The United States formally concluded Tuesday that North Korea murdered Kim Jong Un's half-brother with the banned VX nerve agent, blasting Pyongyang for deploying a chemical weapon in a packed international airport.
Kim Jong Nam died in February last year, shortly after two women sprayed his face with a liquid as he walked through Kuala Lumpur airport.
The brazen daylight assassination unleashed diplomatic shockwaves and widespread condemnation of North Korea.
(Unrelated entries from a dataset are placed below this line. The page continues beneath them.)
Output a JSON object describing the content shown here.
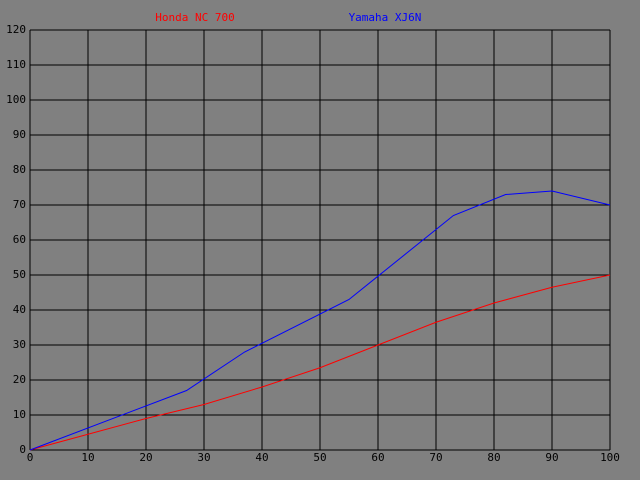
{
  "chart_data": {
    "type": "line",
    "series": [
      {
        "name": "Honda NC 700",
        "color": "#ff0000",
        "x": [
          0,
          10,
          20,
          30,
          40,
          50,
          60,
          70,
          80,
          90,
          100
        ],
        "values": [
          0,
          4.5,
          9,
          13,
          18,
          23.5,
          30,
          36.5,
          42,
          46.5,
          50
        ]
      },
      {
        "name": "Yamaha XJ6N",
        "color": "#0000ff",
        "x": [
          0,
          27,
          37,
          55,
          73,
          82,
          90,
          100
        ],
        "values": [
          0,
          17,
          28,
          43,
          67,
          73,
          74,
          70
        ]
      }
    ],
    "xlim": [
      0,
      100
    ],
    "xticks": [
      0,
      10,
      20,
      30,
      40,
      50,
      60,
      70,
      80,
      90,
      100
    ],
    "ylim": [
      0,
      120
    ],
    "yticks": [
      0,
      10,
      20,
      30,
      40,
      50,
      60,
      70,
      80,
      90,
      100,
      110,
      120
    ],
    "grid": true
  }
}
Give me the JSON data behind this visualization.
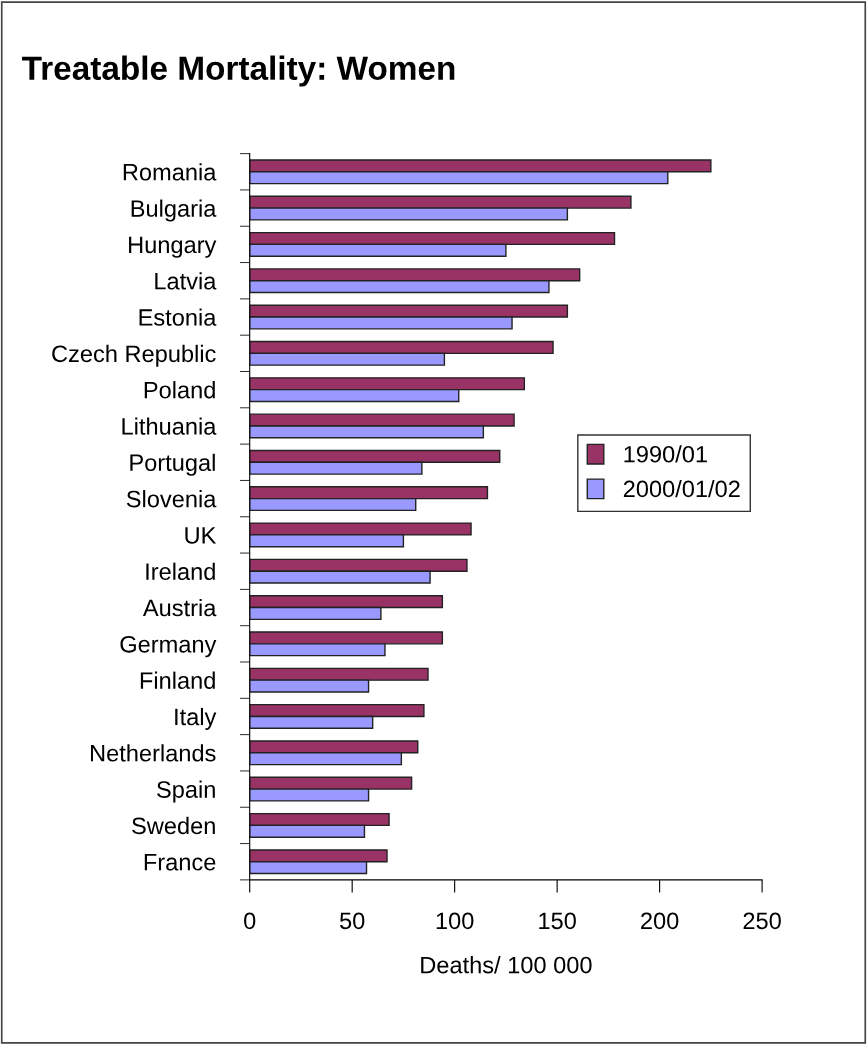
{
  "chart_data": {
    "type": "bar",
    "orientation": "horizontal",
    "title": "Treatable Mortality: Women",
    "xlabel": "Deaths/ 100 000",
    "categories": [
      "Romania",
      "Bulgaria",
      "Hungary",
      "Latvia",
      "Estonia",
      "Czech Republic",
      "Poland",
      "Lithuania",
      "Portugal",
      "Slovenia",
      "UK",
      "Ireland",
      "Austria",
      "Germany",
      "Finland",
      "Italy",
      "Netherlands",
      "Spain",
      "Sweden",
      "France"
    ],
    "series": [
      {
        "name": "1990/01",
        "color": "#993366",
        "values": [
          225,
          186,
          178,
          161,
          155,
          148,
          134,
          129,
          122,
          116,
          108,
          106,
          94,
          94,
          87,
          85,
          82,
          79,
          68,
          67
        ]
      },
      {
        "name": "2000/01/02",
        "color": "#9999ff",
        "values": [
          204,
          155,
          125,
          146,
          128,
          95,
          102,
          114,
          84,
          81,
          75,
          88,
          64,
          66,
          58,
          60,
          74,
          58,
          56,
          57
        ]
      }
    ],
    "xlim": [
      0,
      250
    ],
    "xticks": [
      0,
      50,
      100,
      150,
      200,
      250
    ],
    "grid": false,
    "legend": "right"
  }
}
The two women, an Indonesian and a Vietnamese national, are currently on trial in Malaysia where they are accused of using a nerve agent to murder Kim Jong Nam, who lived in exile in China and was seen as a potential rival to his younger half-brother.
The two women say they were recruited to take part in what they thought were prank TV shows but were instead tricked into becoming inadvertent assassins, in an elaborate plot by a group of North Korean agents who then fled country.
On Tuesday, Washington announced it had formally concluded that VX -- an extremely powerful nerve agent -- was used to conduct the slaying and that North Korea was to blame.
"The Government of North Korea used the chemical warfare agent VX to assassinate Kim Jong Nam, in the Kuala Lumpur airport," State Department spokeswoman Heather Nauert said in a statement.
"This public display of contempt for universal norms against chemical weapons use further demonstrates the reckless nature of North Korea and underscores that we cannot afford to tolerate a North Korean WMD program of any kind," she added.
The statement gave no details or evidence on how the US had come to their conclusion.